Le taux de cotisation et la répartition employeur/salarié sont également fixés par la convention. Vous n'avez pas la liberté de choisir un contrat en dessous du socle conventionnel.
Vérifiez la date de dernière mise à jour de votre contrat de prévoyance. Les conventions collectives font régulièrement l'objet d'avenants modifiant les garanties minimales. Si votre contrat n'a pas été mis à jour, il peut être inférieur au socle conventionnel en vigueur.
Les conséquences de l'absence de couverture
La Cour de cassation a jugé que l'employeur qui ne souscrit pas le contrat de prévoyance imposé par la convention collective est tenu de verser au salarié (ou à ses ayants droit) les prestations qui auraient été servies par l'organisme assureur (Cass. soc., 19 juin 2019, n° 18-15.515). Ce n'est pas une indemnisation du préjudice — c'est le versement intégral des prestations manquantes.

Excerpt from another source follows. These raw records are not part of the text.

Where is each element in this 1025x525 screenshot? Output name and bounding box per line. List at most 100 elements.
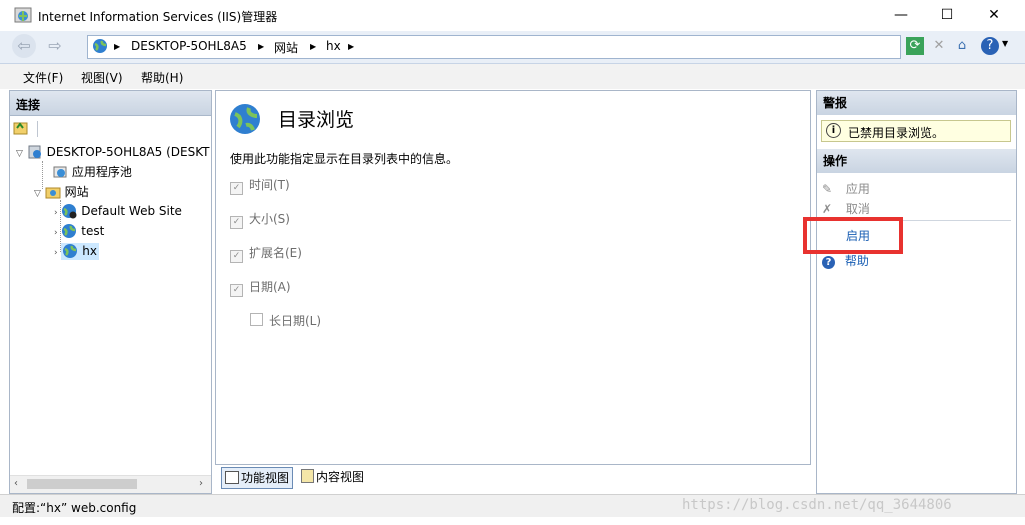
features-view-icon <box>225 471 239 484</box>
action-cancel-label: 取消 <box>845 202 870 216</box>
globe-icon <box>62 204 77 219</box>
connect-toolbar-button[interactable] <box>12 119 34 139</box>
refresh-icon[interactable]: ⟳ <box>906 37 924 55</box>
address-bar[interactable]: ▶ DESKTOP-5OHL8A5 ▶ 网站 ▶ hx ▶ <box>87 35 901 59</box>
alerts-header-label: 警报 <box>823 96 848 110</box>
tree-label-hx: hx <box>82 244 97 258</box>
option-time[interactable]: ✓ 时间(T) <box>230 176 290 195</box>
tree-item-test[interactable]: › test <box>54 223 104 239</box>
alert-message: i 已禁用目录浏览。 <box>821 120 1011 142</box>
connect-icon <box>13 122 28 135</box>
tab-content-view[interactable]: 内容视图 <box>298 467 367 487</box>
highlight-box <box>803 217 903 254</box>
title-bar: Internet Information Services (IIS)管理器 —… <box>0 0 1025 31</box>
checkbox-checked[interactable]: ✓ <box>230 250 243 263</box>
action-cancel[interactable]: ✗ 取消 <box>822 200 870 217</box>
tab-features-view-label: 功能视图 <box>241 471 290 485</box>
checkbox-checked[interactable]: ✓ <box>230 216 243 229</box>
option-long-date-label: 长日期(L) <box>269 314 322 328</box>
feature-description: 使用此功能指定显示在目录列表中的信息。 <box>230 152 459 166</box>
maximize-button[interactable]: ☐ <box>924 0 970 31</box>
connections-panel: 连接 ▽ DESKTOP-5OHL8A5 (DESKT 应用程序池 ▽ 网站 ›… <box>9 90 212 494</box>
content-view-icon <box>301 469 314 483</box>
forward-button[interactable]: ⇨ <box>43 34 67 58</box>
actions-panel: 警报 i 已禁用目录浏览。 操作 ✎ 应用 ✗ 取消 启用 ? 帮助 <box>816 90 1017 494</box>
breadcrumb-sites[interactable]: 网站 <box>274 39 298 56</box>
app-pool-icon <box>53 166 67 178</box>
apply-icon: ✎ <box>822 182 833 196</box>
actions-header-label: 操作 <box>823 154 848 168</box>
chevron-down-icon: ▽ <box>16 149 23 159</box>
action-help-label: 帮助 <box>844 254 869 268</box>
scroll-right-icon[interactable]: › <box>199 478 203 489</box>
tab-features-view[interactable]: 功能视图 <box>221 467 294 489</box>
menu-file[interactable]: 文件(F) <box>23 69 63 86</box>
action-apply[interactable]: ✎ 应用 <box>822 180 870 197</box>
tree-label-default-web-site: Default Web Site <box>81 204 182 218</box>
toolbar-divider <box>37 121 38 137</box>
feature-panel: 目录浏览 使用此功能指定显示在目录列表中的信息。 ✓ 时间(T) ✓ 大小(S) ✓… <box>215 90 811 465</box>
alerts-header: 警报 <box>817 91 1016 115</box>
address-row: ⇦ ⇨ ▶ DESKTOP-5OHL8A5 ▶ 网站 ▶ hx ▶ ⟳ ✕ ⌂ … <box>0 31 1025 64</box>
actions-header: 操作 <box>817 149 1016 173</box>
watermark: https://blog.csdn.net/qq_3644806 <box>682 497 952 513</box>
breadcrumb-server[interactable]: DESKTOP-5OHL8A5 <box>131 39 247 53</box>
status-text: 配置:“hx” web.config <box>12 501 137 515</box>
action-apply-label: 应用 <box>845 182 870 196</box>
tree-item-server[interactable]: ▽ DESKTOP-5OHL8A5 (DESKT <box>16 144 210 160</box>
globe-icon <box>63 244 78 258</box>
option-size[interactable]: ✓ 大小(S) <box>230 210 290 229</box>
globe-icon <box>93 39 107 53</box>
checkbox-checked[interactable]: ✓ <box>230 284 243 297</box>
chevron-down-icon: ▽ <box>34 189 41 199</box>
stop-icon[interactable]: ✕ <box>930 37 948 55</box>
tree-line <box>60 200 61 252</box>
menu-view[interactable]: 视图(V) <box>81 69 123 86</box>
help-icon[interactable]: ? <box>981 37 999 55</box>
tree-label-app-pools: 应用程序池 <box>71 165 132 179</box>
menu-bar: 文件(F) 视图(V) 帮助(H) <box>0 64 1025 89</box>
cancel-icon: ✗ <box>822 202 833 216</box>
option-long-date[interactable]: 长日期(L) <box>250 312 321 329</box>
connections-header-label: 连接 <box>16 98 41 112</box>
globe-icon <box>62 224 77 238</box>
help-icon: ? <box>822 256 835 269</box>
folder-icon <box>45 187 61 199</box>
home-icon[interactable]: ⌂ <box>953 37 971 55</box>
server-icon <box>28 145 41 159</box>
option-extension-label: 扩展名(E) <box>249 246 302 260</box>
back-button[interactable]: ⇦ <box>12 34 36 58</box>
scroll-left-icon[interactable]: ‹ <box>14 478 18 489</box>
window-title: Internet Information Services (IIS)管理器 <box>38 10 278 24</box>
horizontal-scrollbar[interactable]: ‹ › <box>10 475 211 493</box>
close-button[interactable]: ✕ <box>971 0 1017 31</box>
tree-item-default-web-site[interactable]: › Default Web Site <box>54 203 182 219</box>
action-help[interactable]: ? 帮助 <box>822 252 869 269</box>
chevron-right-icon: › <box>54 248 58 258</box>
tree-line <box>42 161 43 189</box>
option-size-label: 大小(S) <box>249 212 290 226</box>
iis-app-icon <box>14 7 32 23</box>
info-icon: i <box>826 123 841 138</box>
scrollbar-thumb[interactable] <box>27 479 137 489</box>
tree-label-server: DESKTOP-5OHL8A5 (DESKT <box>46 145 210 159</box>
minimize-button[interactable]: — <box>878 0 924 31</box>
back-arrow-icon: ⇦ <box>17 36 31 55</box>
tree-item-app-pools[interactable]: 应用程序池 <box>52 163 132 180</box>
tree-label-sites: 网站 <box>64 185 89 199</box>
feature-title: 目录浏览 <box>278 109 355 131</box>
option-extension[interactable]: ✓ 扩展名(E) <box>230 244 302 263</box>
option-date-label: 日期(A) <box>249 280 291 294</box>
chevron-right-icon: › <box>54 208 58 218</box>
chevron-right-icon: ▶ <box>258 42 265 51</box>
tree-label-test: test <box>81 224 105 238</box>
globe-icon <box>230 104 260 134</box>
option-date[interactable]: ✓ 日期(A) <box>230 278 291 297</box>
chevron-right-icon: ▶ <box>310 42 317 51</box>
checkbox-unchecked[interactable] <box>250 313 263 326</box>
breadcrumb-hx[interactable]: hx <box>326 39 341 53</box>
checkbox-checked[interactable]: ✓ <box>230 182 243 195</box>
chevron-down-icon[interactable]: ▼ <box>1002 39 1008 48</box>
option-time-label: 时间(T) <box>249 178 290 192</box>
menu-help[interactable]: 帮助(H) <box>141 69 183 86</box>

Pour un décès : le capital décès, la rente de conjoint et la rente éducation, capitalisées. Pour une invalidité : la pension complémentaire, versée jusqu'à la retraite. Les montants peuvent être considérables.

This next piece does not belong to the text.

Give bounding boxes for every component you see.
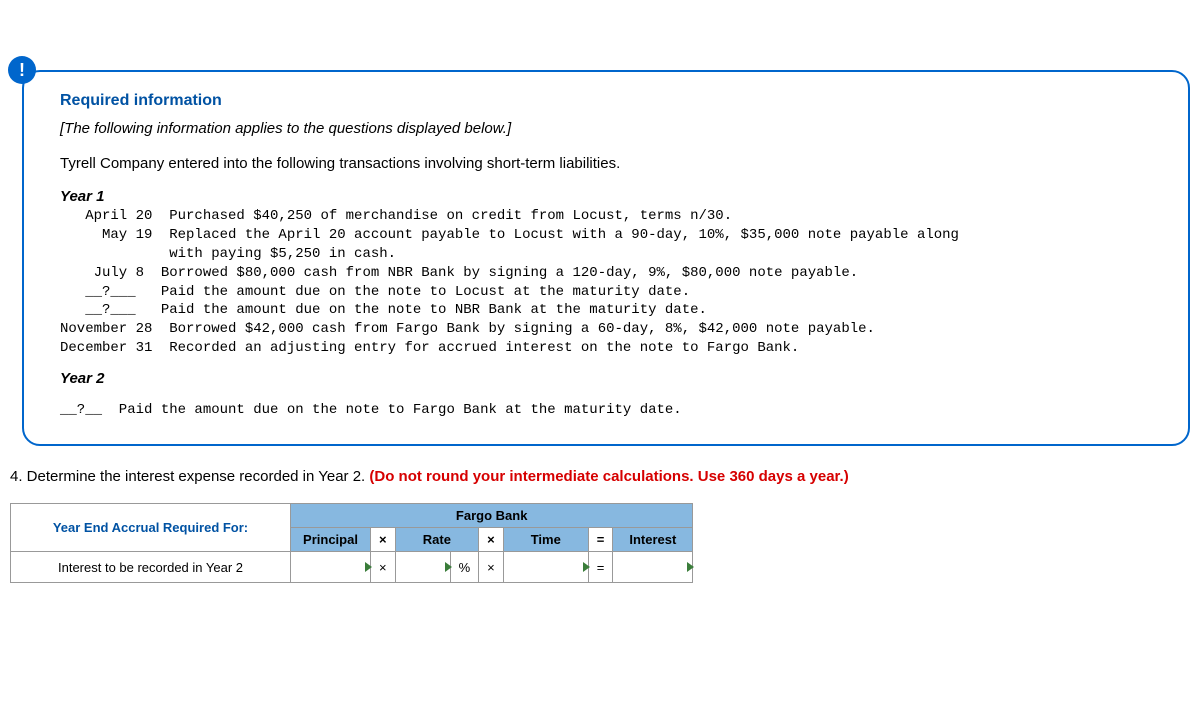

De plus, l'employeur qui n'a pas souscrit de contrat de prévoyance s'expose à un redressement URSSAF. Les cotisations de prévoyance bénéficient d'un régime d'exonération de cotisations sociales (article L.242-1 du CSS). Si l'URSSAF constate que l'employeur n'a pas de contrat conforme, il peut remettre en cause les exonérations appliquées sur d'autres avantages sociaux.
La portabilité des garanties
Depuis la loi du 14 juin 2013, les salariés qui quittent l'entreprise et qui sont pris en charge par l'assurance chômage bénéficient du maintien des garanties de prévoyance pendant une durée maximale de 12 mois. Ce maintien est financé par un mécanisme de mutualisation intégré dans les cotisations des actifs.
L'employeur doit informer le salarié de ses droits à portabilité dans le certificat de travail et le solde de tout compte. L'absence d'information constitue un préjudice réparable (Cass. 2e civ., 12 mars 2020, n° 19-11.600).
Ce que vous devez faire lundi matin
Identifiez votre convention collective et lisez intégralement les dispositions relatives à la prévoyance. Vérifiez que vous avez souscrit un contrat conforme aux garanties minimales conventionnelles, tant pour les cadres que pour les non-cadres. Comparez les garanties de votre contrat avec le socle conventionnel en vigueur.
Si vous n'avez pas de contrat de prévoyance, souscrivez-en un immédiatement. Chaque jour sans couverture est un jour de risque. Si votre contrat est inférieur au socle conventionnel, demandez à votre assureur une mise à niveau.
Le coût d'une couverture prévoyance conventionnelle est généralement de 1 à 2 % de la masse salariale. Le coût de l'absence de couverture peut se chiffrer en centaines de milliers d'euros au premier sinistre.